The national income is expected to increase from Rs 28,800 crore in 1968-69 to Rs 37,900 crore by 1973-74. Population is expected to grow at the rate of 2.5 per cent per year during the five-year period. The increase in per capita income over the Plan period will be about 3 per cent per year which will take the figure to Rs 636 by 1973-74 from Rs 546 in 1968-69. To realise the rate of growth postulated, the rate of savings will have to be stepped up from 8.8 per cent in 1968-69 to 13.2 per cent and that of investment from 11.3 per cent to 14.5 per cent by the end of the Plan.

The visualised increase in food grains output will enable the country to dispense with concessional food imports under PL 480 by 1971. Efforts will be made to limit the growth of non-food imports to 5.5 per cent per year, while securing an annual increase of 7 per cent in exports. As a result, the requirements of foreign aid, net of debt repayment and interest payments, in 1973-74 will be brought down to about half the level in 1968-69.’

Many noteworthy domestic and world events had a direct impact on the economy and the implementation of the Plan. Some of these were: the massive oil price increase in 1973 which led to raised fuel and fertiliser prices; the atomic tests carried out in 1974 and its aftermath; the 1971 war with Pakistan which saw the creation of Bangladesh and the inflow of many refugees into India. As a result of these events, the economy ended up growing at only 3.3 per cent per annum.

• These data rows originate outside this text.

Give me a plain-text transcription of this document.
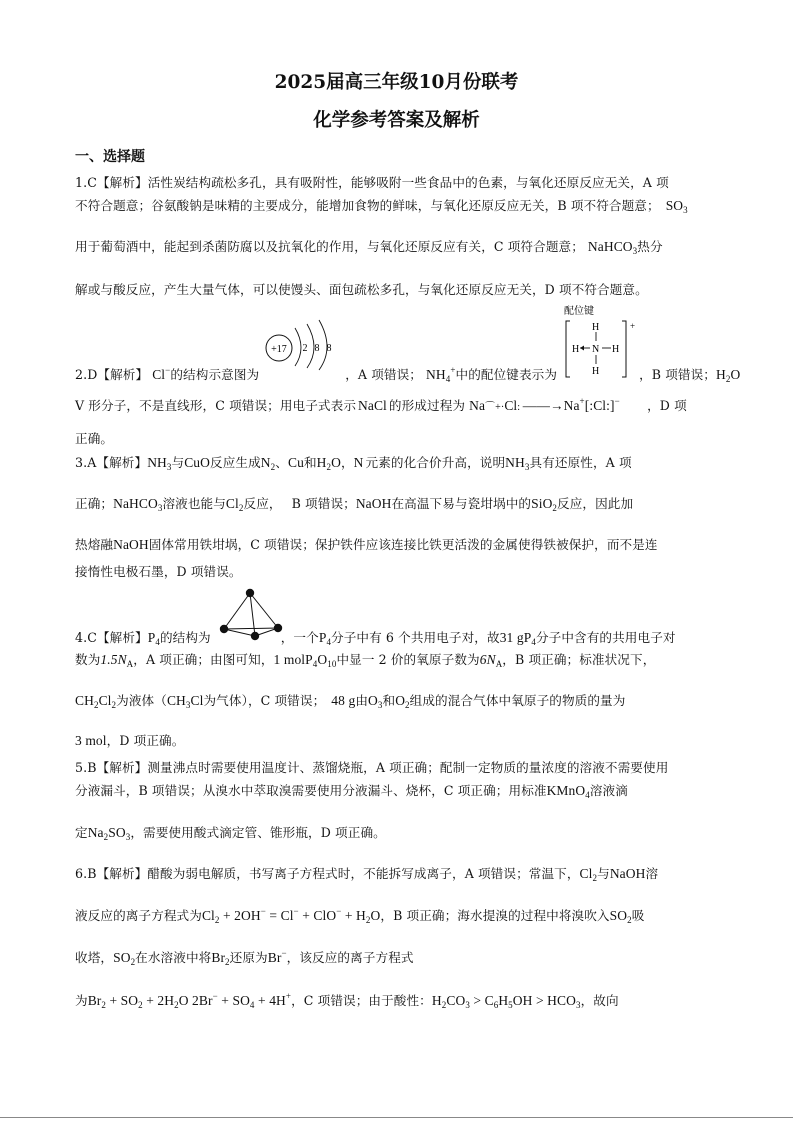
2025届高三年级10月份联考
化学参考答案及解析
一、选择题
1.C【解析】活性炭结构疏松多孔，具有吸附性，能够吸附一些食品中的色素，与氧化还原反应无关，A 项
不符合题意；谷氨酸钠是味精的主要成分，能增加食物的鲜味，与氧化还原反应无关，B 项不符合题意； $SO_3$
用于葡萄酒中，能起到杀菌防腐以及抗氧化的作用，与氧化还原反应有关，C 项符合题意； NaHCO$_3$热分
解或与酸反应，产生大量气体，可以使馒头、面包疏松多孔，与氧化还原反应无关，D 项不符合题意。
+17 2 8 8
配位键
+
H
H N H
H
2.D【解析】 Cl−的结构示意图为	，A 项错误； $NH_4^+$中的配位键表示为	，B 项错误；$H_2O$
V 形分子，不是直线形，C 项错误；用电子式表示 NaCl 的形成过程为 Na⌒+·Cl: ——→Na+[:Cl:]− ，D 项
正确。
3.A【解析】$NH_3$与CuO反应生成$N_2$、Cu和$H_2O$，N 元素的化合价升高，说明$NH_3$具有还原性，A 项
正确；NaHCO$_3$溶液也能与$Cl_2$反应， B 项错误；NaOH在高温下易与瓷坩埚中的SiO$_2$反应，因此加
热熔融NaOH固体常用铁坩埚，C 项错误；保护铁件应该连接比铁更活泼的金属使得铁被保护，而不是连
接惰性电极石墨，D 项错误。
4.C【解析】$P_4$的结构为	，一个$P_4$分子中有 6 个共用电子对，故31 $gP_4$分子中含有的共用电子对
数为$1.5N_A$，A 项正确；由图可知，1 $molP_4O_{10}$中显一 2 价的氧原子数为$6N_A$，B 项正确；标准状况下，
$CH_2Cl_2$为液体（$CH_3Cl$为气体），C 项错误； 48 g由$O_3$和$O_2$组成的混合气体中氧原子的物质的量为
3 mol，D 项正确。
5.B【解析】测量沸点时需要使用温度计、蒸馏烧瓶，A 项正确；配制一定物质的量浓度的溶液不需要使用
分液漏斗，B 项错误；从溴水中萃取溴需要使用分液漏斗、烧杯，C 项正确；用标准KMnO$_4$溶液滴
定$Na_2SO_3$，需要使用酸式滴定管、锥形瓶，D 项正确。
6.B【解析】醋酸为弱电解质，书写离子方程式时，不能拆写成离子，A 项错误；常温下，$Cl_2$与NaOH溶
液反应的离子方程式为$Cl_2 + 2OH^- = Cl^- + ClO^- + H_2O$，B 项正确；海水提溴的过程中将溴吹入$SO_2$吸
收塔，$SO_2$在水溶液中将$Br_2$还原为Br−，该反应的离子方程式
为$Br_2 + SO_2 + 2H_2O$ $2Br^- + SO_4 + 4H^+$，C 项错误；由于酸性：$H_2CO_3 > C_6H_5OH > HCO_3$，故向
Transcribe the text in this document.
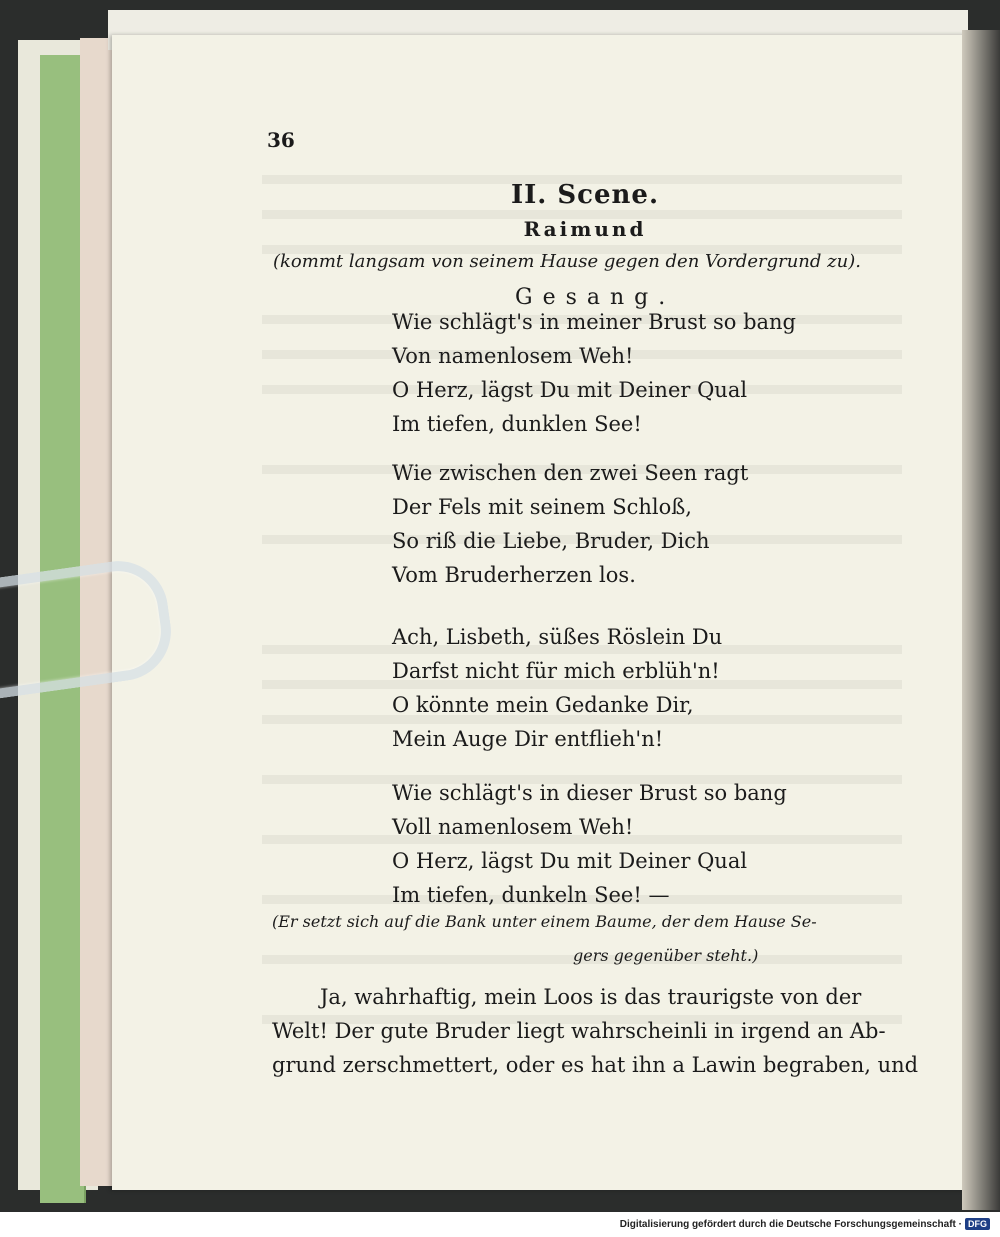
36
II. Scene.
Raimund
(kommt langsam von seinem Hause gegen den Vordergrund zu).
Gesang.
Wie schlägt's in meiner Brust so bang
Von namenlosem Weh!
O Herz, lägst Du mit Deiner Qual
Im tiefen, dunklen See!
Wie zwischen den zwei Seen ragt
Der Fels mit seinem Schloß,
So riß die Liebe, Bruder, Dich
Vom Bruderherzen los.
Ach, Lisbeth, süßes Röslein Du
Darfst nicht für mich erblüh'n!
O könnte mein Gedanke Dir,
Mein Auge Dir entflieh'n!
Wie schlägt's in dieser Brust so bang
Voll namenlosem Weh!
O Herz, lägst Du mit Deiner Qual
Im tiefen, dunkeln See! —
(Er setzt sich auf die Bank unter einem Baume, der dem Hause Se-
gers gegenüber steht.)
Ja, wahrhaftig, mein Loos is das traurigste von der
Welt! Der gute Bruder liegt wahrscheinli in irgend an Ab-
grund zerschmettert, oder es hat ihn a Lawin begraben, und
Digitalisierung gefördert durch die Deutsche Forschungsgemeinschaft · DFG
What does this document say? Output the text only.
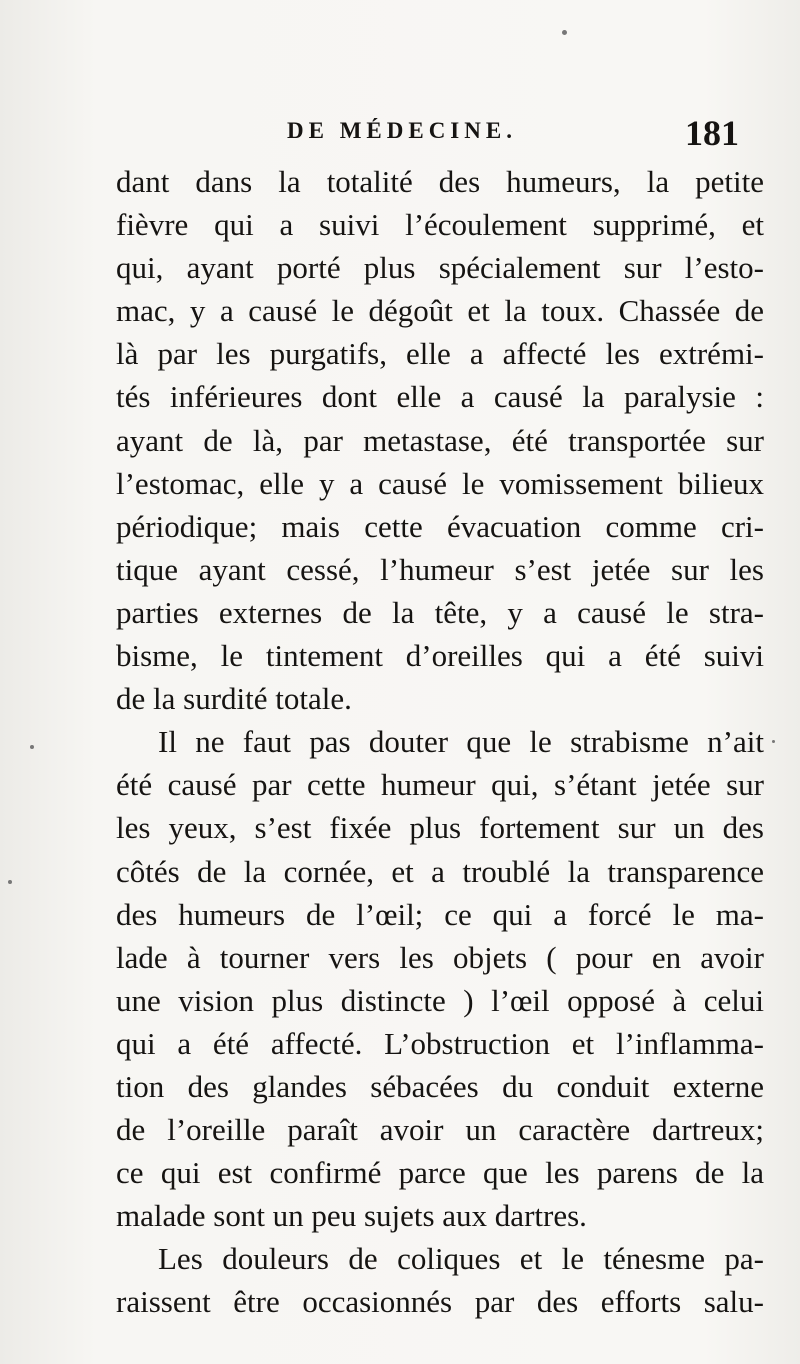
DE MÉDECINE.	181
dant dans la totalité des humeurs, la petite
fièvre qui a suivi l’écoulement supprimé, et
qui, ayant porté plus spécialement sur l’esto-
mac, y a causé le dégoût et la toux. Chassée de
là par les purgatifs, elle a affecté les extrémi-
tés inférieures dont elle a causé la paralysie :
ayant de là, par metastase, été transportée sur
l’estomac, elle y a causé le vomissement bilieux
périodique; mais cette évacuation comme cri-
tique ayant cessé, l’humeur s’est jetée sur les
parties externes de la tête, y a causé le stra-
bisme, le tintement d’oreilles qui a été suivi
de la surdité totale.
Il ne faut pas douter que le strabisme n’ait
été causé par cette humeur qui, s’étant jetée sur
les yeux, s’est fixée plus fortement sur un des
côtés de la cornée, et a troublé la transparence
des humeurs de l’œil; ce qui a forcé le ma-
lade à tourner vers les objets ( pour en avoir
une vision plus distincte ) l’œil opposé à celui
qui a été affecté. L’obstruction et l’inflamma-
tion des glandes sébacées du conduit externe
de l’oreille paraît avoir un caractère dartreux;
ce qui est confirmé parce que les parens de la
malade sont un peu sujets aux dartres.
Les douleurs de coliques et le ténesme pa-
raissent être occasionnés par des efforts salu-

While the growth target was not met, there were some noteworthy achievements. Food grains production increased substantially in the first two years and the first steps of maintaining a buffer stock of food grains to address the harmful effects of fluctuations in agricultural output were taken. However, the food grain production in the fourth plan stood at around 105 million tonnes against a target of 129 million tonnes. The National Agriculture Commission and HUDCO were set up in 1970. The first Rajdhani Express was also flagged off in March 1969 from New Delhi to Howrah at the beginning of the Plan. The fourth plan also looked beyond five years and drew up a plan for the next 12 years.


On the whole, while the fourth plan could not achieve its growth targets, there were some achievements as noted above. Mostly, the reasons for the failure were external shocks such as the rise in oil prices in 1973, the 1971 war with Pakistan which led to a diversion of resources to defence, the influx of refugees from Bangladesh etc. When the fourth plan ended, inflationary pressures were high, growth targets were unmet as seen above and there were large fluctuations in agricultural and industrial output. Further, trickle-down of whatever little growth was not happening. The planners had their hands full for the forthcoming fifth five-year plan.

The writer is Addl Chief Secretary, Dept of Mass Extension Education and Library Services, Government of West Bengal.